A data de 15/11/1889 foi inscrita nos livros escolares e no imaginário coletivo como um acontecimento fundador do que somos. Um lugar de memória. Entretanto, devemos entender a República como um processo histórico, não tão improvisado como pode parecer. Naquele momento o contexto mundial passava por transformações, e o Brasil deparava-se com a dicotomia Marasmo x Progresso. A associação entre progresso e civilização fundamentava o ideal moderno, pautado em novos valores, códigos, formas de agir, e pensar.

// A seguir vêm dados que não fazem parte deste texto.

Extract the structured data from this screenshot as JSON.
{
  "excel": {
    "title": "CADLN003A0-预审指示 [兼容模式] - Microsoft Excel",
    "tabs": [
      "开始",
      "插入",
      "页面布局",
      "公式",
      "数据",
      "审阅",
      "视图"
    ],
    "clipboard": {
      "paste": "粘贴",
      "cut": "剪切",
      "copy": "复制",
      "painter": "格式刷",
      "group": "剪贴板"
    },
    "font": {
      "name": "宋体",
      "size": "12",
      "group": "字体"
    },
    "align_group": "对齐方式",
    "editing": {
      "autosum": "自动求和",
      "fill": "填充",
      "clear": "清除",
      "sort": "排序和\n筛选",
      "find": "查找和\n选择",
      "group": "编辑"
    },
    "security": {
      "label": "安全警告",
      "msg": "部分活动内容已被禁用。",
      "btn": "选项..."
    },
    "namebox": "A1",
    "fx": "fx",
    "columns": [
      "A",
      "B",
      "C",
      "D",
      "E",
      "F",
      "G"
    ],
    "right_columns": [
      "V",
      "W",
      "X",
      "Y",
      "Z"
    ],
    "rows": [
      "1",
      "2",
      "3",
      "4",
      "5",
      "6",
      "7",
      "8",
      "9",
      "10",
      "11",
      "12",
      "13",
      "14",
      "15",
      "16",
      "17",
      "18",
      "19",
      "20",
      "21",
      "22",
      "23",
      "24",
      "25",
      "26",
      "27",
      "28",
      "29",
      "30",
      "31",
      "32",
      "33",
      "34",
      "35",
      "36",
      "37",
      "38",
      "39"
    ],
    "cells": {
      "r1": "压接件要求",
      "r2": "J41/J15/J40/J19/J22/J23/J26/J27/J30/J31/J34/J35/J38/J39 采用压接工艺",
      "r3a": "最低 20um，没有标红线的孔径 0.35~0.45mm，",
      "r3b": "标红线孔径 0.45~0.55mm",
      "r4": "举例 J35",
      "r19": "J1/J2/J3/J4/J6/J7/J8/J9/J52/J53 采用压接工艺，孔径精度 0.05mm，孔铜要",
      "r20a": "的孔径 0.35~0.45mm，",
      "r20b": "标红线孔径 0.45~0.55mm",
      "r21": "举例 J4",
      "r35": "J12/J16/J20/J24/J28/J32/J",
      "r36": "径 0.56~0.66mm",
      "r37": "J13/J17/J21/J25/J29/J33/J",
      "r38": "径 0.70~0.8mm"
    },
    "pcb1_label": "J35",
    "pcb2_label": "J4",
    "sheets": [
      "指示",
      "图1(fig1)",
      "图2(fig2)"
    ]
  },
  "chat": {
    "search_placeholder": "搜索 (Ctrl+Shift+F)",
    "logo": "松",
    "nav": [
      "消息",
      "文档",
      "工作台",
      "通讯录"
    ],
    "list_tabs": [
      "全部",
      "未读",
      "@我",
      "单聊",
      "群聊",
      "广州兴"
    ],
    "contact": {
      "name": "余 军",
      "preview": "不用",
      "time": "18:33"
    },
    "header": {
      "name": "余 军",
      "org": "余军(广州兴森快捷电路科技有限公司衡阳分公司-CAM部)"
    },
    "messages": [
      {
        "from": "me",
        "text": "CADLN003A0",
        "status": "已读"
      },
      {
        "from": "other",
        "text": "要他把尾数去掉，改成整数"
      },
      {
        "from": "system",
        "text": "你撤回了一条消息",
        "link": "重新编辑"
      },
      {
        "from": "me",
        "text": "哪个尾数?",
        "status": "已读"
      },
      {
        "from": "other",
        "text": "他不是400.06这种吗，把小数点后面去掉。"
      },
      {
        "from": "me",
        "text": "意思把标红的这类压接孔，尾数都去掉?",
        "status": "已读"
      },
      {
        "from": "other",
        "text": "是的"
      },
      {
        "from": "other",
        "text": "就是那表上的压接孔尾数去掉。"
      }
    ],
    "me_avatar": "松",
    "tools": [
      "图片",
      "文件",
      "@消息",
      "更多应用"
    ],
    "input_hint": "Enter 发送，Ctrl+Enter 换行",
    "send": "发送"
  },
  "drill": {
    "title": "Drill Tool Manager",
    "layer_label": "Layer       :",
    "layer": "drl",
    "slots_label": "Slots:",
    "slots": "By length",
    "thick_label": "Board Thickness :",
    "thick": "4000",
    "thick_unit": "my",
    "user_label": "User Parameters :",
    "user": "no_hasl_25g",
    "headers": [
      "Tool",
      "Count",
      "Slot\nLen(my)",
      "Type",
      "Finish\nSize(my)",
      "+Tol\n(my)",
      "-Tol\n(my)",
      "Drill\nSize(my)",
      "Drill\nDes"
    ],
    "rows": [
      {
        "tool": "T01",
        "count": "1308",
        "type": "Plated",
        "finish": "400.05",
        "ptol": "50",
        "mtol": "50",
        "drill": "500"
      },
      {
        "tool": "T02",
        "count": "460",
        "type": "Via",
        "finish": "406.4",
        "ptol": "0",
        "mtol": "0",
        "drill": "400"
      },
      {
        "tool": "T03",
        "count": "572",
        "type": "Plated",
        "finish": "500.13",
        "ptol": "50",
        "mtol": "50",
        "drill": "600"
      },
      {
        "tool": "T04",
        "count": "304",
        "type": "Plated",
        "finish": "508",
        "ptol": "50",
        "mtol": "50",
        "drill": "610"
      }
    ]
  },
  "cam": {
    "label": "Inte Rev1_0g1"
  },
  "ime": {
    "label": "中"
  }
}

As grandes potências do mundo iniciavam uma corrida imperialista, com destaque para Inglaterra, França, Alemanha, Holanda e Estados Unidos. Por todos esses lugares, novas práticas sociais transformam as cidades modificando também as bases do conflito social.

Enquanto isso a ciência e as invenções transformavam o cotidiano e revolucionavam os hábitos. Dessa forma, desenvolve-se uma nova concepção de tempo e de história. Dois pólos são vislumbrados: um positivo representado pela sempre renovada conquista do progresso, e um negativo representado pelo atraso e pela barbárie. Diante desse contexto, o Brasil permanece ainda como lugar periférico e colonial, Tenta incorporar o discurso hegemônico, a fim de imprimir mais velocidade às suas conquistas, para entrar no hall das nações civilizadas e progressistas.

Sob a perspectiva do tempo cronológico, percebe-se que a República brasileira não foi apenas obra do “golpe militar”, uma vez que em 1870 oficializou-se o republicanismo brasileiro com a publicação do Manifesto Republicano que propunha o federalismo.

Outros fatores contribuíram para o estabelecimento da República. A monarquia vinha enfraquecendo-se com a abolição da escravatura, o descontentamento militar, a falta de habilidade política imperial para lidar com os interesses da Igreja Católica, e a debilitada saúde de D.Pedro II.

Com o estabelecimento da República, efetivamente alterou-se a Constituição, entretanto, não foi sentida pelo povo, que deveria ser o verdadeiro protagonista das transformações. Em vez disso, a população assistiu o desenrolar dos fatos daquele dia “bestializado, atônito, surpreso, sem compreender o que se passava, julgando ver talvez uma parada militar” (Carta de Aristides Lobo ao Diário Popular de São Paulo em 18/11/2008).

Para legitimar o novo regime, a iconopedagogia foi muito utilizada. As tradições foram criadas, como forma de resgatar um passado glorioso para justificar um presente em que não havia muito que comemorar.